Ironically, my home address is more consistent in Apple Maps than Google Maps. There are multiple accepted spellings of my street name, and which one you use with my house number yields a different location on my street in Google maps. Apple Maps always gives the correct location.
It’s a problem when I order food to be delivered because sometimes their system will auto correct the address I provide to one of the spellings that Google Maps thinks is way down the street from where I actually live.
Here in Norway they had a solid regression last year.
I mean in some areas the maps are about as accurate as your 2004 sat-nav, if you ever had one.
Roads that where there are missing, outlines are suddenly grossly imprecise.
Find my shows meaningless address information with a random number at the end.
Honestly have no idea wtf is going on.
Probably one of the European mapping companies demanded more money than Apple was willing to pay. Report all the problems, they’ll get fixed one by one. Apple will also detect problems automatically by comparing traffic data collection to their map.
I was on vacation recently and Apple Maps gave a weirdly circuitous route from our hotel to a restaurant. I checked Google Maps and it showed the direct route I expected, so I went with that.
Google Maps routed me on to a street that was closed due to construction, Apple Maps was smart enough to route around the construction.

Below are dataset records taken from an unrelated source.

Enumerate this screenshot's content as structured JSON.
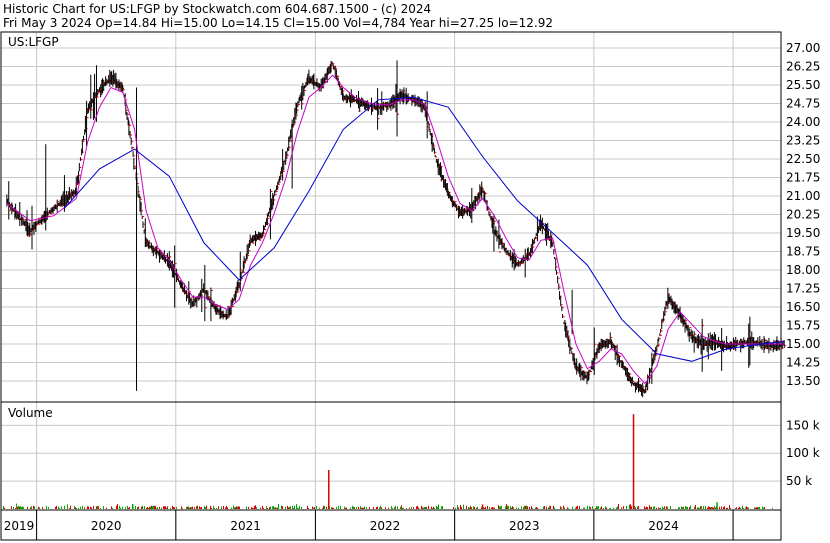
{
  "header": {
    "line1": "Historic Chart for US:LFGP by Stockwatch.com 604.687.1500 - (c) 2024",
    "line2": "Fri May  3 2024   Op=14.84  Hi=15.00  Lo=14.15  Cl=15.00  Vol=4,784  Year hi=27.25  lo=12.92"
  },
  "chart_data": [
    {
      "type": "line",
      "title": "US:LFGP",
      "yticks": [
        "27.00",
        "26.25",
        "25.50",
        "24.75",
        "24.00",
        "23.25",
        "22.50",
        "21.75",
        "21.00",
        "20.25",
        "19.50",
        "18.75",
        "18.00",
        "17.25",
        "16.50",
        "15.75",
        "15.00",
        "14.25",
        "13.50"
      ],
      "ylim": [
        12.92,
        27.5
      ],
      "x_range": [
        "2018-10-01",
        "2024-05-03"
      ],
      "x_year_labels": [
        "2019",
        "2020",
        "2021",
        "2022",
        "2023",
        "2024"
      ],
      "grid": true,
      "series": [
        {
          "color": "#000000",
          "x": [
            "2018-10",
            "2018-12",
            "2019-02",
            "2019-04",
            "2019-05",
            "2019-06",
            "2019-07",
            "2019-08",
            "2019-09",
            "2019-10",
            "2019-11",
            "2019-12",
            "2020-01",
            "2020-02",
            "2020-03",
            "2020-04",
            "2020-05",
            "2020-06",
            "2020-07",
            "2020-08",
            "2020-09",
            "2020-10",
            "2020-11",
            "2020-12",
            "2021-01",
            "2021-02",
            "2021-03",
            "2021-04",
            "2021-05",
            "2021-06",
            "2021-07",
            "2021-08",
            "2021-09",
            "2021-10",
            "2021-11",
            "2021-12",
            "2022-01",
            "2022-02",
            "2022-03",
            "2022-04",
            "2022-05",
            "2022-06",
            "2022-07",
            "2022-08",
            "2022-09",
            "2022-10",
            "2022-11",
            "2022-12",
            "2023-01",
            "2023-02",
            "2023-03",
            "2023-04",
            "2023-05",
            "2023-06",
            "2023-07",
            "2023-08",
            "2023-09",
            "2023-10",
            "2023-11",
            "2023-12",
            "2024-01",
            "2024-02",
            "2024-03",
            "2024-04",
            "2024-05"
          ],
          "values": [
            20.8,
            19.6,
            20.5,
            21.2,
            24.5,
            25.3,
            25.8,
            25.4,
            22.3,
            19.1,
            18.7,
            18.3,
            17.4,
            16.6,
            17.2,
            16.4,
            16.1,
            17.4,
            19.2,
            19.4,
            21.0,
            22.5,
            24.7,
            25.8,
            25.4,
            26.4,
            25.0,
            24.9,
            24.7,
            24.6,
            24.7,
            25.1,
            24.9,
            24.6,
            22.4,
            21.1,
            20.3,
            20.5,
            21.3,
            19.6,
            18.8,
            18.2,
            18.6,
            19.9,
            19.1,
            15.8,
            14.1,
            13.6,
            14.9,
            15.1,
            14.2,
            13.4,
            13.1,
            14.8,
            16.9,
            16.2,
            15.3,
            15.0,
            15.1,
            14.9,
            15.0,
            15.1,
            15.0,
            14.9,
            15.0
          ]
        },
        {
          "color": "#cc00cc",
          "x": [
            "2018-10",
            "2018-12",
            "2019-02",
            "2019-04",
            "2019-05",
            "2019-06",
            "2019-07",
            "2019-08",
            "2019-09",
            "2019-10",
            "2019-11",
            "2019-12",
            "2020-01",
            "2020-02",
            "2020-03",
            "2020-04",
            "2020-05",
            "2020-06",
            "2020-07",
            "2020-08",
            "2020-09",
            "2020-10",
            "2020-11",
            "2020-12",
            "2021-01",
            "2021-02",
            "2021-03",
            "2021-04",
            "2021-05",
            "2021-06",
            "2021-07",
            "2021-08",
            "2021-09",
            "2021-10",
            "2021-11",
            "2021-12",
            "2022-01",
            "2022-02",
            "2022-03",
            "2022-04",
            "2022-05",
            "2022-06",
            "2022-07",
            "2022-08",
            "2022-09",
            "2022-10",
            "2022-11",
            "2022-12",
            "2023-01",
            "2023-02",
            "2023-03",
            "2023-04",
            "2023-05",
            "2023-06",
            "2023-07",
            "2023-08",
            "2023-09",
            "2023-10",
            "2023-11",
            "2023-12",
            "2024-01",
            "2024-02",
            "2024-03",
            "2024-04",
            "2024-05"
          ],
          "values": [
            20.7,
            20.0,
            20.2,
            20.9,
            23.2,
            24.6,
            25.4,
            25.2,
            23.7,
            20.4,
            18.9,
            18.4,
            17.6,
            16.9,
            16.9,
            16.6,
            16.4,
            16.8,
            18.2,
            19.1,
            20.3,
            21.7,
            23.6,
            25.0,
            25.4,
            25.9,
            25.4,
            25.0,
            24.8,
            24.7,
            24.7,
            24.9,
            24.9,
            24.7,
            23.3,
            21.8,
            20.7,
            20.4,
            20.9,
            20.2,
            19.3,
            18.5,
            18.4,
            19.2,
            19.3,
            17.1,
            15.0,
            14.0,
            14.3,
            14.8,
            14.6,
            13.9,
            13.4,
            14.1,
            15.6,
            16.3,
            15.8,
            15.3,
            15.1,
            15.0,
            15.0,
            15.0,
            15.0,
            15.0,
            15.0
          ]
        },
        {
          "color": "#0000cc",
          "x": [
            "2019-03",
            "2019-06",
            "2019-09",
            "2019-12",
            "2020-03",
            "2020-06",
            "2020-09",
            "2020-12",
            "2021-03",
            "2021-06",
            "2021-09",
            "2021-12",
            "2022-03",
            "2022-06",
            "2022-09",
            "2022-12",
            "2023-03",
            "2023-06",
            "2023-09",
            "2023-12",
            "2024-03",
            "2024-05"
          ],
          "values": [
            20.5,
            22.1,
            22.9,
            21.8,
            19.1,
            17.6,
            18.9,
            21.2,
            23.7,
            24.9,
            25.0,
            24.6,
            22.6,
            20.8,
            19.5,
            18.2,
            16.0,
            14.6,
            14.3,
            14.8,
            15.0,
            15.1
          ]
        }
      ]
    },
    {
      "type": "bar",
      "title": "Volume",
      "yticks": [
        "150 k",
        "100 k",
        "50 k"
      ],
      "ylim": [
        0,
        190000
      ],
      "grid": true,
      "spikes": [
        {
          "x": "2021-02-05",
          "value": 70000,
          "color": "#dd0000"
        },
        {
          "x": "2023-04-15",
          "value": 170000,
          "color": "#dd0000"
        },
        {
          "x": "2019-09-10",
          "value": 9000,
          "color": "#00aa00"
        },
        {
          "x": "2022-03-15",
          "value": 8000,
          "color": "#dd0000"
        },
        {
          "x": "2023-11-20",
          "value": 12000,
          "color": "#00aa00"
        }
      ]
    }
  ]
}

I expect general parity between Apple and Google Maps, I had not expected Apple to have better data.
Something like that is usually because of users reporting the road being closed, not Apple or Google actively doing something better than the other
Totally anecdotal, but I’ve reported a couple of non-existant roads to Google. I occasionally check because I’m curious if they ever updated them, but Google still tells me to drive through a walking path and walk through a fenced off private property. It’s been years at this point. I don’t have an iPhone so I don’t have any experience with Apple maps, but maybe they’re better at taking user reports into account?

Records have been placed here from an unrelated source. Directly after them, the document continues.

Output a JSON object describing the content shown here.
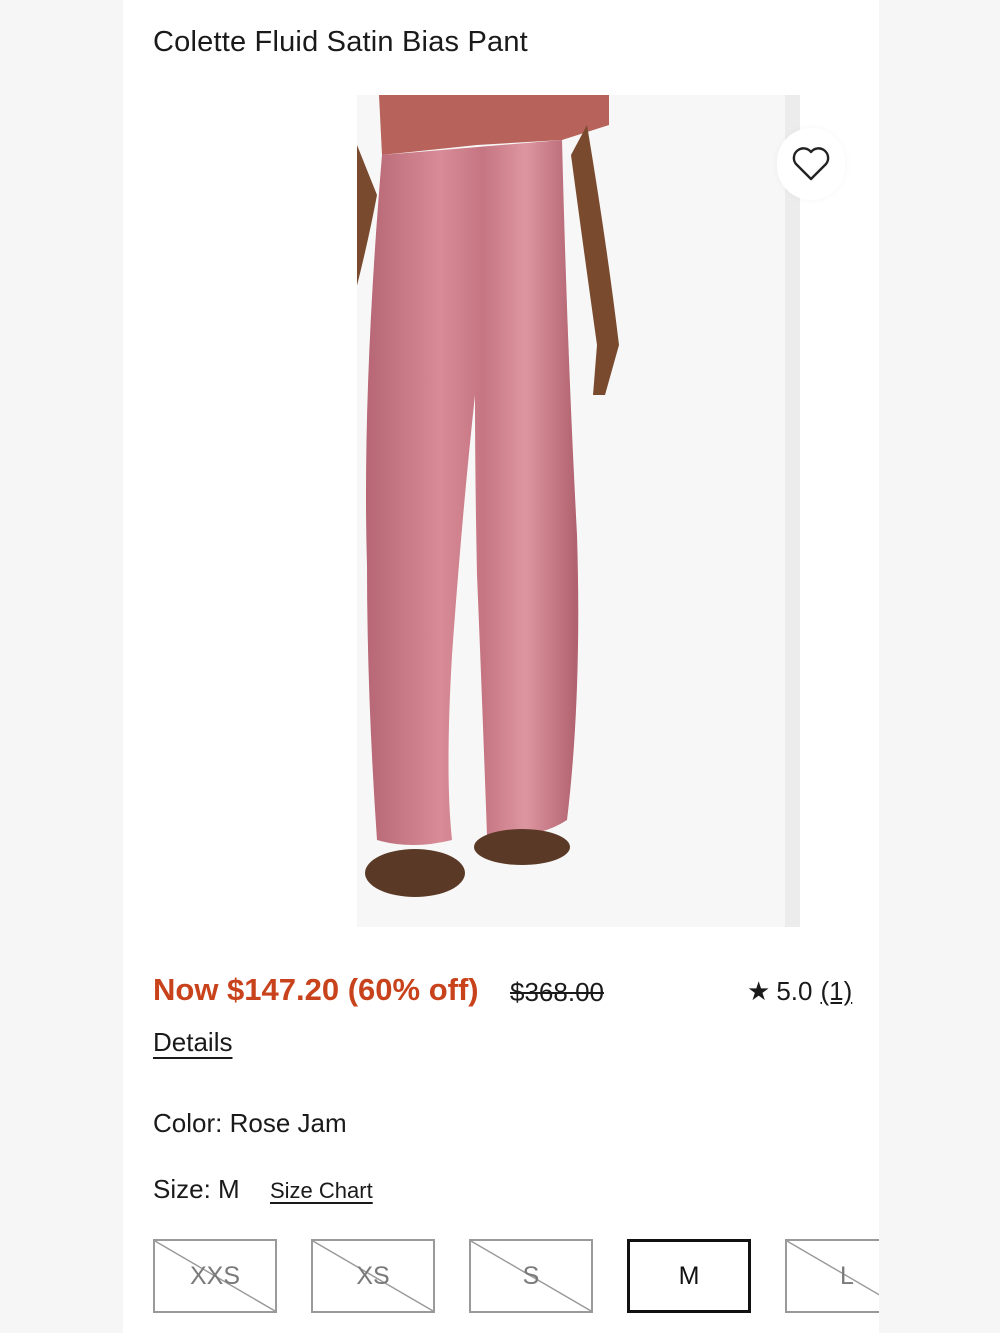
{
  "product": {
    "title": "Colette Fluid Satin Bias Pant",
    "now_price": "Now $147.20 (60% off)",
    "original_price": "$368.00",
    "rating_value": "5.0",
    "rating_count": "(1)",
    "details_label": "Details",
    "color_label": "Color:",
    "color_value": "Rose Jam",
    "size_label": "Size:",
    "size_value": "M",
    "size_chart_label": "Size Chart"
  },
  "sizes": [
    {
      "label": "XXS",
      "available": false,
      "selected": false
    },
    {
      "label": "XS",
      "available": false,
      "selected": false
    },
    {
      "label": "S",
      "available": false,
      "selected": false
    },
    {
      "label": "M",
      "available": true,
      "selected": true
    },
    {
      "label": "L",
      "available": false,
      "selected": false
    }
  ],
  "icons": {
    "favorite": "heart-outline-icon",
    "rating": "star-icon"
  },
  "colors": {
    "sale_price": "#c8431c",
    "pant": "#c97a86"
  }
}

not good, sometimes still trying to use it and get lost from time to time
Counter-point. I have used Maps over the past 8-ish years exclusively on three thousands-of-miles cross-country (US) excursions on my motorcycle, I use it to locate unpaved/off-beaten path roads to take, and I use it regularly as my local way finder and when I am in unfamiliar cities. Not once has it lead me astray…
In Australia, police had to rescue tourists from the huge Murray-Sunset national park, after Maps placed the city of Mildura in the wrong place by more than 40 miles. Some of the motorists located by police had been stranded for 24 hours without food or water.

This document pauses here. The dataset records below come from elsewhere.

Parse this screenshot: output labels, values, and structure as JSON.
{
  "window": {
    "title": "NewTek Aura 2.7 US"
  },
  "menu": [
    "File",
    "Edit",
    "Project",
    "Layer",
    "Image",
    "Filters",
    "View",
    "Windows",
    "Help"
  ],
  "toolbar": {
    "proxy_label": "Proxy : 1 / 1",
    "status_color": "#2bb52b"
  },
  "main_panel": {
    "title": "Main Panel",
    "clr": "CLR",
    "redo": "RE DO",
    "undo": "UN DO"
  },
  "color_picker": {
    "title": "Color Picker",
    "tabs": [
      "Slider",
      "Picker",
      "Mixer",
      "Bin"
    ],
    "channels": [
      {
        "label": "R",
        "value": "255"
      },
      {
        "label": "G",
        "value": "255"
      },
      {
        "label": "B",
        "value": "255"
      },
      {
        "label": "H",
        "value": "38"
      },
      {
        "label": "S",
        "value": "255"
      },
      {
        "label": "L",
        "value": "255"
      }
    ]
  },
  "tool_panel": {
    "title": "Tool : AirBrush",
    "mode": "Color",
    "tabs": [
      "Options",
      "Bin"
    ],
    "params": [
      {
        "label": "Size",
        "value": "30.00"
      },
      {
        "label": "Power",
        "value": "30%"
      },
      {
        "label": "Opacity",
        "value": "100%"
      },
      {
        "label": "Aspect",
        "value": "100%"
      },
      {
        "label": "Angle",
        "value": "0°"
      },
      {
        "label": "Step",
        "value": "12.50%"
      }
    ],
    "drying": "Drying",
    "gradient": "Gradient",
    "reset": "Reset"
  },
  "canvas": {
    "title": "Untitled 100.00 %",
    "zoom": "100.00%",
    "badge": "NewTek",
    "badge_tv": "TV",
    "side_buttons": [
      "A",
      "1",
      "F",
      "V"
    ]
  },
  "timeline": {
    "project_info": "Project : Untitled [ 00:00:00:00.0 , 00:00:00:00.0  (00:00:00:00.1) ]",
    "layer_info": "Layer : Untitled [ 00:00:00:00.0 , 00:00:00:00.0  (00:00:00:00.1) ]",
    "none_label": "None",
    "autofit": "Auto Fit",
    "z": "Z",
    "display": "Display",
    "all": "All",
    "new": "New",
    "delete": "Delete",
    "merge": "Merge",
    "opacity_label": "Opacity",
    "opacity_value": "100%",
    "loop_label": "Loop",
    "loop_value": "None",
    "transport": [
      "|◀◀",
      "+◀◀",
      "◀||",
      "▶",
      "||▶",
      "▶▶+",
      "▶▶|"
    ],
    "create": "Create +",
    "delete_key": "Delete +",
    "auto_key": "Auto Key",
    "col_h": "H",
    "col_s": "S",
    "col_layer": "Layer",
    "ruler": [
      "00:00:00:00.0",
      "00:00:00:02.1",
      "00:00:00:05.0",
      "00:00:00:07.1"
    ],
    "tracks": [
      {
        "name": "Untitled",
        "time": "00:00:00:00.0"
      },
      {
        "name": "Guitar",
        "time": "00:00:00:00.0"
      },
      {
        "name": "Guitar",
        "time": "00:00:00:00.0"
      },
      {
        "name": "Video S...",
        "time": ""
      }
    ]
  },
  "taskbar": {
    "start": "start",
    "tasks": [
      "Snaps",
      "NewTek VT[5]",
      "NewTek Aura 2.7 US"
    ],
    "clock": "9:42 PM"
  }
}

I don’t remember this stuff at all, but it is quite amazing that a) Apple Maps was that bad and b) people blindly followed it’s directions to that extent without checking a real map or just applying some common sense based on the signage along major roads.
The official government maps that are that bad.
For example we used to have a road running along the edge of our property which didn’t exist. It was planned and budgeted 60 years ago but they never built it. The non-existent road was about 15km long and everyone who lived along it had no alternative. There was just a bush track which ran through private property (across a dozen properties).